Current Breast Cancer Screening Guidelines are Based on Scientific Data from White Women
Researchers like David Chang from the Massachusetts General Hospital’s department of surgery believe that the scientific research process has been neglected in developing breast cancer screening guidelines. Much of the data collected has been from white women, and this bias could lead to delayed detection in minorities.

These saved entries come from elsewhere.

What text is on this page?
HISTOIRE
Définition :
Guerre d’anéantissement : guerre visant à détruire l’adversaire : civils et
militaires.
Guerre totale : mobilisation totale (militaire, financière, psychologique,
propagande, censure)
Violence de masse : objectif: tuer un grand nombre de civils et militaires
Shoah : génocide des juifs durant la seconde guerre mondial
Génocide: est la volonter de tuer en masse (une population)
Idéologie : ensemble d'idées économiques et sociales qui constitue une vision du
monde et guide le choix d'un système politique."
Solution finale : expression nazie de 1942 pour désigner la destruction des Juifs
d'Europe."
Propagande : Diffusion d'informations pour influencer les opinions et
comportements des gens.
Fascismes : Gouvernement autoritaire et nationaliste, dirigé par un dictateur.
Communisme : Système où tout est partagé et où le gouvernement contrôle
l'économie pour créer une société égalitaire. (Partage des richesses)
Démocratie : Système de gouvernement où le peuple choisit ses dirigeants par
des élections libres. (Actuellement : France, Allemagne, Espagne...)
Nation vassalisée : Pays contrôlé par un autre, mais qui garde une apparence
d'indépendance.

Minorities are at Higher Risk of Developing Breast Cancer at Earlier Age
The U.S. Preventive Task Force recommends breast cancer screening for women at age 50 with average risk. Researchers worked with the U.S. National Cancer Institute to analyze data from women aged 40 to 75 who were diagnosed with breast cancer between 1973 and 2010.
The data showed that the average age at diagnosis for white women was 59, 56 for black women, 55 for Hispanic women, and 46 for Asian women. They also looked at the % of patients diagnosed before 50 and found 31% were black, 35% were Hispanic, 33% were Asian, and 24% were white. Researchers believe that the data shows that minorities need to start breast cancer screening sooner than 50.
Conclusion and What to Do
These new findings and analysis on breast cancer screening are enlightening for minorities to make better decisions at the right time. Minorities are at a higher risk of developing breast cancer earlier, and as a result, should start testing much earlier than age 50 which is recommended.